In its written opinion, the FEC quoted a 1976 court ruling that said while federal campaign finance law was designed to treat third parties fairly, Congress was not interested in "funding hopeless candidates with large sums of public money."

Mangia said he and other proponents of the request will consider further action. That could include fighting the decision in court or seeking federal legislation to force a change.

Reform Party founder Ross Perot won enough of the presidential vote in 1996 to receive federal financing for his party's 2000 run. Buchanan, the last Reform presidential nominee, did not.

Mangia, executive director of the St. John's Well Child Center, a network of free medical and dental clinics for children, said he has not decided whether he will seek the Reform Party nomination in 2004.

Also Wednesday, the commission ruled that a Maryland lobbyist can hold fund-raisers for a state legislator running for Congress, even though Maryland law bars lobbyists from soliciting campaign money for members of the Legislature.

The FEC said federal campaign finance law, which allows lobbyists to hold fund-raisers for congressional candidates, pre-empts the state's law.

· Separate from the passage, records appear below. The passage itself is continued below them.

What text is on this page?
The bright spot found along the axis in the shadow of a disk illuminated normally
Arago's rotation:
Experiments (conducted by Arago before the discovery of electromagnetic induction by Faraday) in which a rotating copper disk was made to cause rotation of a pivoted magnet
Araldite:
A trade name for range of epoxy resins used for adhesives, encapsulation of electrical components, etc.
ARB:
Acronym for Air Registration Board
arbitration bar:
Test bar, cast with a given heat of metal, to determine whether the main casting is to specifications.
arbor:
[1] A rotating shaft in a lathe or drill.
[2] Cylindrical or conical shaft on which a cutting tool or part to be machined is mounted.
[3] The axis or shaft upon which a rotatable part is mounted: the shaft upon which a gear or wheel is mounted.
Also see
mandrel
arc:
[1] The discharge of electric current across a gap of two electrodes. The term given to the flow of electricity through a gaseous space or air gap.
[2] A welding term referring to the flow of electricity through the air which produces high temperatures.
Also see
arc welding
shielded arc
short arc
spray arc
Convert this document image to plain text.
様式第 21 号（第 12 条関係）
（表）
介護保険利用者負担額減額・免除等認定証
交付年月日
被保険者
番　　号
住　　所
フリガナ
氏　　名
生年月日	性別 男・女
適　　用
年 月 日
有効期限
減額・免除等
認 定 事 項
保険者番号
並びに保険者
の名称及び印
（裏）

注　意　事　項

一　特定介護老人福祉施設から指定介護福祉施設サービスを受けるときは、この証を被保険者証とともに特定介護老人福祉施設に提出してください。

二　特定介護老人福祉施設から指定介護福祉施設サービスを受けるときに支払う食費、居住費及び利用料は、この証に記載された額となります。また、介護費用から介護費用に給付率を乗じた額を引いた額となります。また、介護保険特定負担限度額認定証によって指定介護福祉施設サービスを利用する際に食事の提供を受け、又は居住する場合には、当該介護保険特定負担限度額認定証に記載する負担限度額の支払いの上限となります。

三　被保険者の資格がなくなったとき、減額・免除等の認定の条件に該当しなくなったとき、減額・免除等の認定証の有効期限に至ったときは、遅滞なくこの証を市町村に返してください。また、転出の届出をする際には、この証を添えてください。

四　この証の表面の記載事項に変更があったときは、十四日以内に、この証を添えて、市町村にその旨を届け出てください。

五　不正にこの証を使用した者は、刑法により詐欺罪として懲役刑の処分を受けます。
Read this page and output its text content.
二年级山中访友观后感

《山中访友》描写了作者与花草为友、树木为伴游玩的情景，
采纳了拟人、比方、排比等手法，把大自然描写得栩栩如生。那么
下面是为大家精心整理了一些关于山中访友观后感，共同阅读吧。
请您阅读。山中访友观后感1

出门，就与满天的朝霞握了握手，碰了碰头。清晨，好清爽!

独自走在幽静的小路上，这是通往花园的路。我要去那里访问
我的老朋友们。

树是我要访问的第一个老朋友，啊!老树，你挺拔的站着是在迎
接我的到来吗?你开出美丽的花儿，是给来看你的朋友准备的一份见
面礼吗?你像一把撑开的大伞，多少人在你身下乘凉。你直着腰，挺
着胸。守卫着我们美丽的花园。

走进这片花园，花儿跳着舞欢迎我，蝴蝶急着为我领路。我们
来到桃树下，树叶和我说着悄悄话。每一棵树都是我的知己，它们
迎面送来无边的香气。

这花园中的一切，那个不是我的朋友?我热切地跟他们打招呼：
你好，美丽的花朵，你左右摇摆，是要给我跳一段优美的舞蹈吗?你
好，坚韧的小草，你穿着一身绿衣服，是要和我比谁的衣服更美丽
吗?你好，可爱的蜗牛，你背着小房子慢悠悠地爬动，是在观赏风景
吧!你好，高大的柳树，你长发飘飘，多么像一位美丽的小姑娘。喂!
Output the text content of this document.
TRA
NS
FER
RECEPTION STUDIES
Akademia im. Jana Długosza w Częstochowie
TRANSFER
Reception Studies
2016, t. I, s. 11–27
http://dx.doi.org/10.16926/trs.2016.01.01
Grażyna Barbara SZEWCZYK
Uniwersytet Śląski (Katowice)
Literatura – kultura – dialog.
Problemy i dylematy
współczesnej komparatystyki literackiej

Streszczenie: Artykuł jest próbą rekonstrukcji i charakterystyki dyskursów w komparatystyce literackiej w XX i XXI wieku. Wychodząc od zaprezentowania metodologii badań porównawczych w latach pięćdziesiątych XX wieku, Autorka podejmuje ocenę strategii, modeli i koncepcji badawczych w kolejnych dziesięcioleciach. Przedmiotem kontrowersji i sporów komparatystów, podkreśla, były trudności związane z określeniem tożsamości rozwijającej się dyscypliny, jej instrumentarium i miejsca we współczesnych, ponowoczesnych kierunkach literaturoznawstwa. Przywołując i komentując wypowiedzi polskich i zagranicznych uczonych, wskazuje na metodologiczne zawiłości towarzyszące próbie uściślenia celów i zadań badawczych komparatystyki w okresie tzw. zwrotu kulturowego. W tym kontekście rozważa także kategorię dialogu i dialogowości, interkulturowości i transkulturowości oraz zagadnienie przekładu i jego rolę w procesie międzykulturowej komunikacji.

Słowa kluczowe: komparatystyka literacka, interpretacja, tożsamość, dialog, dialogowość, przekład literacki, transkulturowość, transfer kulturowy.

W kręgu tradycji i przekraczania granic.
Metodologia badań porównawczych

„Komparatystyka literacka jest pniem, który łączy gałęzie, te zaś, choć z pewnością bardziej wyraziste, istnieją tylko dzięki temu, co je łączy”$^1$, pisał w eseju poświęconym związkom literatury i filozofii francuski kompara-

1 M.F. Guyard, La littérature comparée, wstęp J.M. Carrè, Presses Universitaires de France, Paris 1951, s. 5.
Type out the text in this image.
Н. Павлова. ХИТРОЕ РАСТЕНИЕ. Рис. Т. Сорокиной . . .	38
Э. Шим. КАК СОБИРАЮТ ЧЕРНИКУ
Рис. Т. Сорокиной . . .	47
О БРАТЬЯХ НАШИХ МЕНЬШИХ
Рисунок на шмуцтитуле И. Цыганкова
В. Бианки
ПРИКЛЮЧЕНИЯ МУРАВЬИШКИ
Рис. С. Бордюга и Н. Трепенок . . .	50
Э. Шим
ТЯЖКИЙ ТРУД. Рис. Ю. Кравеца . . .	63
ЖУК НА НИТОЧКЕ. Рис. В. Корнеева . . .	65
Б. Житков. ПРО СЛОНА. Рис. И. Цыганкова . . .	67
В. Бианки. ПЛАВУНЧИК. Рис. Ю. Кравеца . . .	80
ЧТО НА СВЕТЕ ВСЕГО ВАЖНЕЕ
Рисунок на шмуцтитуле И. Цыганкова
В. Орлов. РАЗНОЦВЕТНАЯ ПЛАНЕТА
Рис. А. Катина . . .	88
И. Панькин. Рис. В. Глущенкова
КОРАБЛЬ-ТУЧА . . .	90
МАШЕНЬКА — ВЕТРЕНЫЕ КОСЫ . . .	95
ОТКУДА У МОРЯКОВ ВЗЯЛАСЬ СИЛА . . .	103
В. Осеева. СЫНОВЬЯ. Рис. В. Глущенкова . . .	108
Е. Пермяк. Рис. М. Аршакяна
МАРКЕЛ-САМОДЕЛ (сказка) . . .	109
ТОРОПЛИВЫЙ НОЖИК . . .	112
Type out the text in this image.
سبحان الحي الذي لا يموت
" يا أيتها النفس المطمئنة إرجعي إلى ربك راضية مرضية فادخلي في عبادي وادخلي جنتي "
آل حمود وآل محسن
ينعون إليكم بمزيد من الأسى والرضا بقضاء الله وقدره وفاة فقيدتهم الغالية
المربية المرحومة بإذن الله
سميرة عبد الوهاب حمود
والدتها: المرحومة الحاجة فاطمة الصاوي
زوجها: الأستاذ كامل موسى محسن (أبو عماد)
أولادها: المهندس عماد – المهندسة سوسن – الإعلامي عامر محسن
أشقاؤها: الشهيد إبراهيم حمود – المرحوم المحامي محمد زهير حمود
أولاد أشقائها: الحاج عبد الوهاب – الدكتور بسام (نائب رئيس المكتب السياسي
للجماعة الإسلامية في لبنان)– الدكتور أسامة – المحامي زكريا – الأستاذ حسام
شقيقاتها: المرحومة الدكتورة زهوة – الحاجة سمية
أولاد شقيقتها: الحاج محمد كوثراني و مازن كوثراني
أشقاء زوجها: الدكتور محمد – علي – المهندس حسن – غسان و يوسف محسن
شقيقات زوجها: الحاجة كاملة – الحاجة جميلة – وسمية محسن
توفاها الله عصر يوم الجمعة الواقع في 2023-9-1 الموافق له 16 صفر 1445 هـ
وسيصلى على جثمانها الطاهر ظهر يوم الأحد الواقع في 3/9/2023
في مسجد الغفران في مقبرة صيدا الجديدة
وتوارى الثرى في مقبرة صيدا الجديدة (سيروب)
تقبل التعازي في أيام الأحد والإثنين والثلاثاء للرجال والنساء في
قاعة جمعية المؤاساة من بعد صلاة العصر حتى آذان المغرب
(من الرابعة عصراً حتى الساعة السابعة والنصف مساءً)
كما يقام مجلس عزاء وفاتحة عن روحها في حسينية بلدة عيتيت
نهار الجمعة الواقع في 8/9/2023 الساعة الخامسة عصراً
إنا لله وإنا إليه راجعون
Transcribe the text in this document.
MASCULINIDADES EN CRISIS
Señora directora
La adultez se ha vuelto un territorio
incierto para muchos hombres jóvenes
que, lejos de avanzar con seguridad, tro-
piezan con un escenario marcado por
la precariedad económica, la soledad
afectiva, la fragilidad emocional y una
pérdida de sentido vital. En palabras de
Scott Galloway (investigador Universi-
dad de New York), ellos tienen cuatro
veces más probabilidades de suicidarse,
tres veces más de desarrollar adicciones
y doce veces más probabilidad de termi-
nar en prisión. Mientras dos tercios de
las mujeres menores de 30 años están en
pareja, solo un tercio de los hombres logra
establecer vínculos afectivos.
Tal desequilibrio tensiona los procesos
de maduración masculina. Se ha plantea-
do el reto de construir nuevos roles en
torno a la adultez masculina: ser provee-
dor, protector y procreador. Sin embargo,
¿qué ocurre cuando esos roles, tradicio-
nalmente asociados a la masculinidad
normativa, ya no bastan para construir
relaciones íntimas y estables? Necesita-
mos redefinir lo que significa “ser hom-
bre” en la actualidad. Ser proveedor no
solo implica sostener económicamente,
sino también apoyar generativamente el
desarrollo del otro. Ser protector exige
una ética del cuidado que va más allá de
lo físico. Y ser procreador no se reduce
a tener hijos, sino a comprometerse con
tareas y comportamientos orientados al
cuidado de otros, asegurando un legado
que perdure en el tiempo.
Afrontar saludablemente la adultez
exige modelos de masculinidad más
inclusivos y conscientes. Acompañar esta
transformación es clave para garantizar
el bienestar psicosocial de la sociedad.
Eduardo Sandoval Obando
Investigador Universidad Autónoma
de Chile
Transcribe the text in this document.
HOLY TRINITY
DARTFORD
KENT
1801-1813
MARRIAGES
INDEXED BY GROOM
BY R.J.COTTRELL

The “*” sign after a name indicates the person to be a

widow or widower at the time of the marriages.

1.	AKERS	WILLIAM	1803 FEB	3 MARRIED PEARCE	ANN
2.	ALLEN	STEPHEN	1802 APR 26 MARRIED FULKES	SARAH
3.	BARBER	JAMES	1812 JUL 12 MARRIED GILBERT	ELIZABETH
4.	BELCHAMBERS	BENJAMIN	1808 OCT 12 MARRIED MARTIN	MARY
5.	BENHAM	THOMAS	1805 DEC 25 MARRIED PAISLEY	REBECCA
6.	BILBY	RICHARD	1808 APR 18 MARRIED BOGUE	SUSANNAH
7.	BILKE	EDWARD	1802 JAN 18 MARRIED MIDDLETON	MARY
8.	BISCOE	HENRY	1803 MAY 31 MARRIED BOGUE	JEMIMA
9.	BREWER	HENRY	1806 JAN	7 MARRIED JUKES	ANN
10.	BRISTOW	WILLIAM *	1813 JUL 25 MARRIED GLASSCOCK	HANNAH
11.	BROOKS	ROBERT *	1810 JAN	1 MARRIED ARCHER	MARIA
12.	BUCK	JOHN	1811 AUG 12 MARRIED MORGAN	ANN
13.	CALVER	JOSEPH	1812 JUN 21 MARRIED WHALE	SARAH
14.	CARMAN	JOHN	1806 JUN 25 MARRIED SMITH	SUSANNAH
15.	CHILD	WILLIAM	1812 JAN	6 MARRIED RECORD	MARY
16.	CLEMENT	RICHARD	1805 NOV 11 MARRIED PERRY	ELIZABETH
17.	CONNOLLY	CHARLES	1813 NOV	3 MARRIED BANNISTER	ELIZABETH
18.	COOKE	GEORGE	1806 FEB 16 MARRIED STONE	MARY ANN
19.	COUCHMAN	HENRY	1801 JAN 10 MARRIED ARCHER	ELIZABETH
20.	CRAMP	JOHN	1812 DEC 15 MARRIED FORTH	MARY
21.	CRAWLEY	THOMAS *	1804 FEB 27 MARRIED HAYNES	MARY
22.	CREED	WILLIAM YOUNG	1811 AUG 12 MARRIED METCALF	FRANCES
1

Eric Gally, a lobbyist for Mothers Against Drunk Driving, had asked the FEC to step in. He wants to raise money for state Sen. Christopher Van Hollen Jr., a Democrat in suburban Washington's Montgomery County, running for Congress.

The FEC's 4-1 vote was meant only to address the Maryland request and does not automatically affect campaign finance laws in other states.

Still, Commissioner Karl Sandstrom said during the FEC's discussion of the proposal last week that Congress had an interest in a uniform law, so congressional candidates wouldn't be "tripping up against state laws" when they raised money across the country.